Traditional machine-vision literature, such as [11,12,14], proposes cooperation and interdisciplinary mutual learning with psychology and biology, an idea well suited to the journal at hand. In particular, the utilization of Gestalt laws was popular. Figure 1 illustrates what is meant: The visual scene is regarded as something that contains objects (so called primitives), and such objects may come arranged in aggregates—for which the German word Gestalt is used. This highlights the non-accidental geometric compositions distinguishing such organized patterns from simple chaotic clusters which may be accidental. In [14], A. Desolneux gives a justification (first being used a hundred and fifty years or more ago by Helmholtz):
"If the arrangement of the parts of a Gestalt is highly unlikely as product of random independent positioning of each part, a common underlying cause must be inferred, and thus their aggregation has more meaning than just the sum of the meaning of the parts alone."

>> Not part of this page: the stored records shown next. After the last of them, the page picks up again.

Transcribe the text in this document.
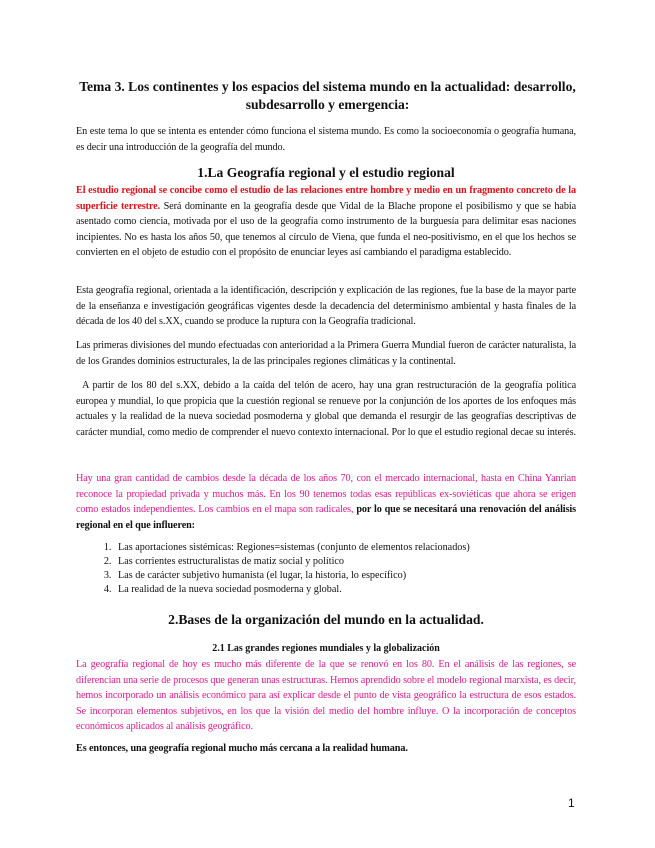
Tema 3. Los continentes y los espacios del sistema mundo en la actualidad: desarrollo, subdesarrollo y emergencia:

En este tema lo que se intenta es entender cómo funciona el sistema mundo. Es como la socioeconomía o geografía humana, es decir una introducción de la geografía del mundo.

1.La Geografía regional y el estudio regional

El estudio regional se concibe como el estudio de las relaciones entre hombre y medio en un fragmento concreto de la superficie terrestre. Será dominante en la geografía desde que Vidal de la Blache propone el posibilismo y que se había asentado como ciencia, motivada por el uso de la geografía como instrumento de la burguesía para delimitar esas naciones incipientes. No es hasta los años 50, que tenemos al círculo de Viena, que funda el neo-positivismo, en el que los hechos se convierten en el objeto de estudio con el propósito de enunciar leyes así cambiando el paradigma establecido.

Esta geografía regional, orientada a la identificación, descripción y explicación de las regiones, fue la base de la mayor parte de la enseñanza e investigación geográficas vigentes desde la decadencia del determinismo ambiental y hasta finales de la década de los 40 del s.XX, cuando se produce la ruptura con la Geografía tradicional.

Las primeras divisiones del mundo efectuadas con anterioridad a la Primera Guerra Mundial fueron de carácter naturalista, la de los Grandes dominios estructurales, la de las principales regiones climáticas y la continental.

A partir de los 80 del s.XX, debido a la caída del telón de acero, hay una gran restructuración de la geografía política europea y mundial, lo que propicia que la cuestión regional se renueve por la conjunción de los aportes de los enfoques más actuales y la realidad de la nueva sociedad posmoderna y global que demanda el resurgir de las geografías descriptivas de carácter mundial, como medio de comprender el nuevo contexto internacional. Por lo que el estudio regional decae su interés.

Hay una gran cantidad de cambios desde la década de los años 70, con el mercado internacional, hasta en China Yanrian reconoce la propiedad privada y muchos más. En los 90 tenemos todas esas repúblicas ex-soviéticas que ahora se erigen como estados independientes. Los cambios en el mapa son radicales, por lo que se necesitará una renovación del análisis regional en el que influeren:

1. Las aportaciones sistémicas: Regiones=sistemas (conjunto de elementos relacionados)
2. Las corrientes estructuralistas de matiz social y político
3. Las de carácter subjetivo humanista (el lugar, la historia, lo específico)
4. La realidad de la nueva sociedad posmoderna y global.
2.Bases de la organización del mundo en la actualidad.
2.1 Las grandes regiones mundiales y la globalización

La geografía regional de hoy es mucho más diferente de la que se renovó en los 80. En el análisis de las regiones, se diferencian una serie de procesos que generan unas estructuras. Hemos aprendido sobre el modelo regional marxista, es decir, hemos incorporado un análisis económico para así explicar desde el punto de vista geográfico la estructura de esos estados. Se incorporan elementos subjetivos, en los que la visión del medio del hombre influye. O la incorporación de conceptos económicos aplicados al análisis geográfico.

Es entonces, una geografía regional mucho más cercana a la realidad humana.

1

The Gestalt literature shows no agreement on the number of corresponding grouping laws or their detailed geometric formulation. Thus, the seven laws presented in Figure 1 are a somewhat arbitrary choice following [15]. It is the result of practical application of Gestalt grouping to various applications of machine-vision. From top-left to bottom-right, there are the following:
1) Frieze law: A frieze or row enumerates its parts along a straight line in good continuation, i.e., equal spacing, using the same generator vector over and over again. This can have many applications, including the recognition of columns of military vehicles, of suburban row housing, of parking lots, etc. We encountered this law many times in machine vision for remote sensing. It is a strong law producing very salient Gestalts [16].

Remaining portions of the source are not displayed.